New York Attorney General Eric Schneiderman is reportedly investigating the National Football League for antitrust violations in connection with its imposition of “price floors” on tickets for resale.  In a 40-page report released last week, the NYAG’s office outlined numerous concerns about the market for event tickets.  Among those concerns is the practice, by some NFL teams and the New York Yankees, of imposing minimum pricing requirements (typically prohibiting sale for less than face value) on their “official” online resale platforms.  According to the NYAG, such “price floors” make it “easy for buyers to be fooled into believing what they are paying is the market price for a ticket, when in fact the buyer is paying a price artificially inflated by a price floor.”

The problem is exacerbated, says the NYAG, by efforts to push consumers to the teams’ official resale platforms, such as the NFL’s “Ticket Exchange” program run by Ticketmaster.  “Examples of such practices include delayed delivery of PDF versions of resold tickets, and policies that place season ticket holders at risk of cancellation of their ticket subscriptions when they sell on unofficial resale platforms.”

The NYAG’s allegations of “price floors” are interesting to consider in light of antitrust jurisprudence.

Historically, agreements between manufacturers and resellers establishing minimum prices were per se illegal under the decision in Dr. Miles Medical Co. v. John D. Park & Sons Co., 220 U.S. 373 (1911).  Shortly after the Dr. Miles case, however, the Supreme Court clarified that a manufacturer may, without incurring antitrust liability, unilaterally refuse to deal with a reseller who fails to honor a suggested minimum price.  United States v. Colgate & Co., 250 U.S. 300 (1919).  More recently, Dr. Miles was overruled by Leegin Creative Leather Prods. v. PSKS, Inc., 551 U.S. 877 (2007), in which the Court held that the rule of reason applies to minimum price agreements (also known as “retail price maintenance”).
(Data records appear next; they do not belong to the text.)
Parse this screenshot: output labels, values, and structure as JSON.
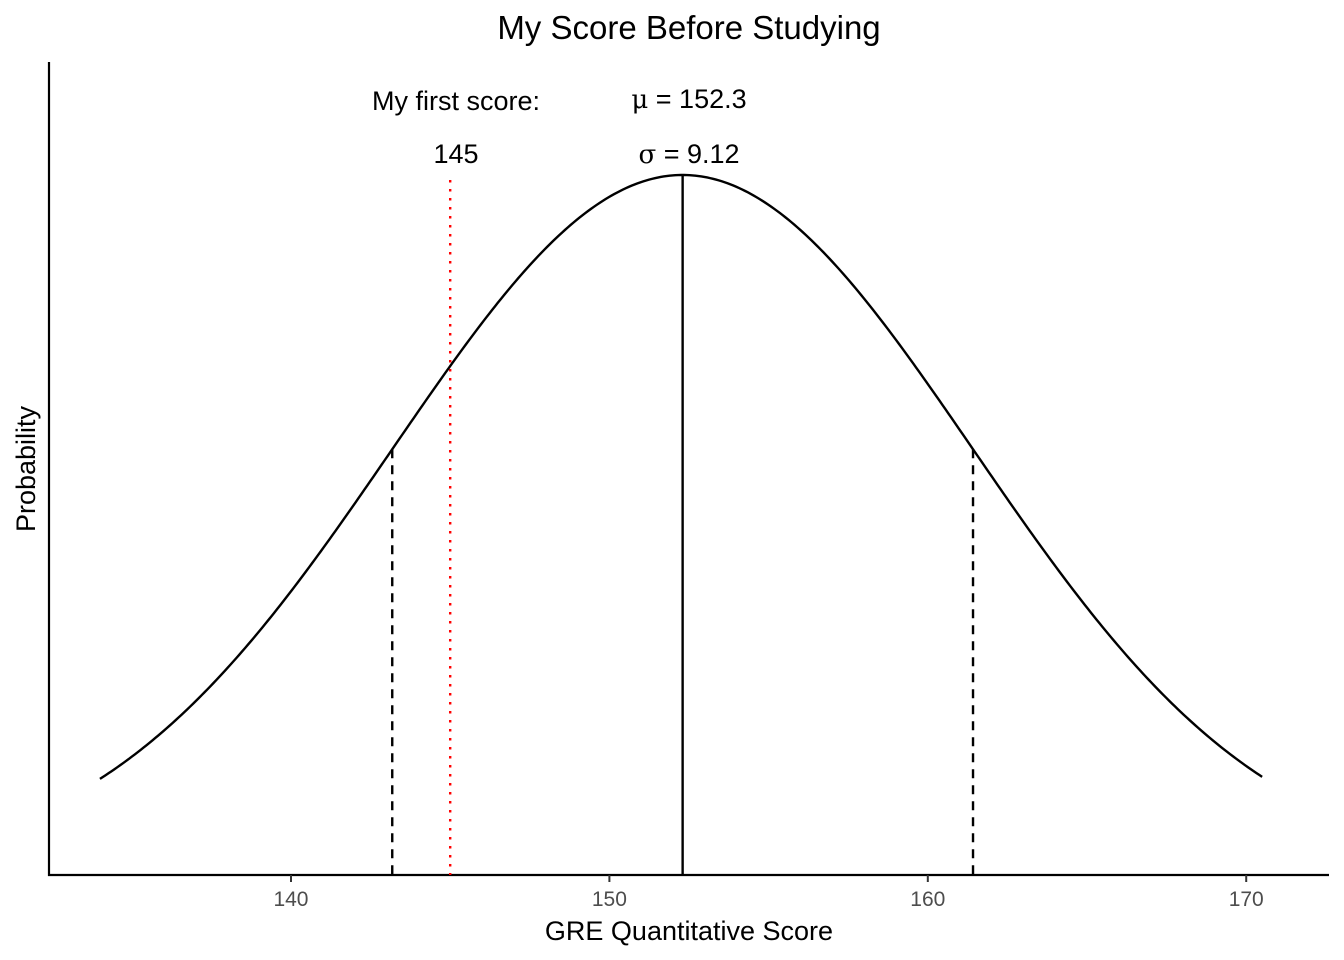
{
  "chart_data": {
    "type": "line",
    "title": "My Score Before Studying",
    "xlabel": "GRE Quantitative Score",
    "ylabel": "Probability",
    "xlim": [
      132.4,
      172.6
    ],
    "x_ticks": [
      140,
      150,
      160,
      170
    ],
    "x_tick_labels": [
      "140",
      "150",
      "160",
      "170"
    ],
    "curve_x_range": [
      134,
      170.5
    ],
    "grid": false,
    "legend": "none",
    "series": [
      {
        "distribution": "normal",
        "mean": 152.3,
        "sd": 9.12,
        "color": "#000000"
      }
    ],
    "reference_lines": {
      "mean": {
        "x": 152.3,
        "style": "solid",
        "color": "#000000"
      },
      "minus_one_sd": {
        "x": 143.18,
        "style": "dashed",
        "color": "#000000"
      },
      "plus_one_sd": {
        "x": 161.42,
        "style": "dashed",
        "color": "#000000"
      },
      "my_score": {
        "x": 145,
        "style": "dotted",
        "color": "#ff0000"
      }
    },
    "annotations": {
      "first_score_label": "My first score:",
      "first_score_value": "145",
      "mu_symbol": "μ",
      "mu_value": " = 152.3",
      "sigma_symbol": "σ",
      "sigma_value": " = 9.12"
    }
  }
}
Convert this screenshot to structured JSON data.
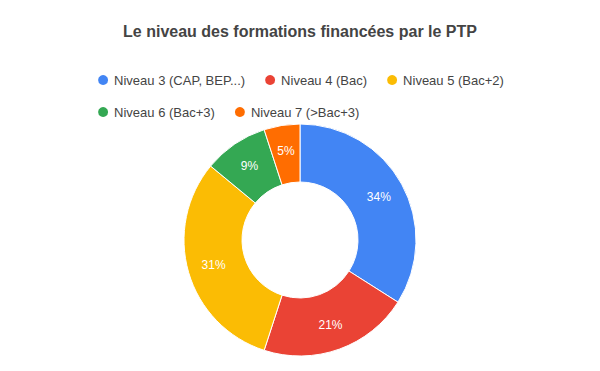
{
  "chart_data": {
    "type": "pie",
    "title": "Le niveau des formations financées par le PTP",
    "categories": [
      "Niveau 3 (CAP, BEP...)",
      "Niveau 4 (Bac)",
      "Niveau 5 (Bac+2)",
      "Niveau 6 (Bac+3)",
      "Niveau 7 (>Bac+3)"
    ],
    "values": [
      34,
      21,
      31,
      9,
      5
    ],
    "value_labels": [
      "34%",
      "21%",
      "31%",
      "9%",
      "5%"
    ],
    "colors": [
      "#4285f4",
      "#ea4335",
      "#fbbc04",
      "#34a853",
      "#ff6d01"
    ],
    "data_labels": true,
    "legend": "top"
  }
}
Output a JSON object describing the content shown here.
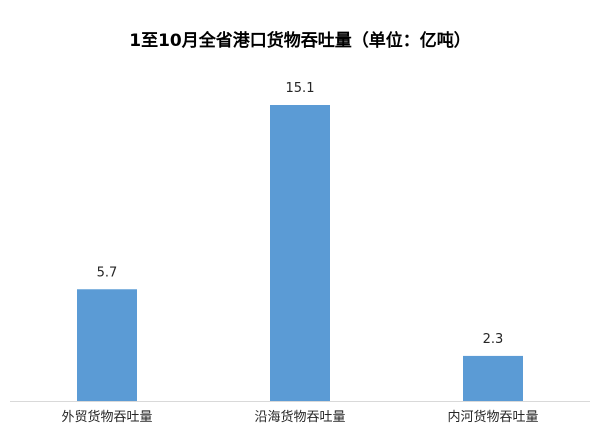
{
  "chart_data": {
    "type": "bar",
    "title": "1至10月全省港口货物吞吐量（单位：亿吨）",
    "categories": [
      "外贸货物吞吐量",
      "沿海货物吞吐量",
      "内河货物吞吐量"
    ],
    "values": [
      5.7,
      15.1,
      2.3
    ],
    "data_labels": [
      "5.7",
      "15.1",
      "2.3"
    ],
    "ylim": [
      0,
      16
    ],
    "grid": false,
    "legend": "none",
    "bar_color": "#5B9BD5"
  }
}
NFL teams would likely argue that the alleged “price floors” constitute unilateral conduct falling within the Colgate doctrine.  Assuming that at the time of the initial ticket sale a purchaser does not agree to any resale price restrictions, the relevant conduct lies in the policy governing online resale platforms.  And those platforms, the teams may say, are provided unilaterally as a service to the secondary market; teams should be free to restrict participation to those who respect the minimum sale price, while those who wish to charge more are free to do so via other platforms.

On the other hand, the NYAG may argue that the market for secondhand tickets must be analyzed on its own and that the terms of the resale platform themselves represent an “agreement” between the team and the seller.  Based on its report, the NYAG would likely say that such agreements fail the rule of reason analysis because they have little or no procompetitive justification and because of the relative importance of the “official” platforms as compared to alternatives, along with the teams’ aggressive efforts to steer consumers to them.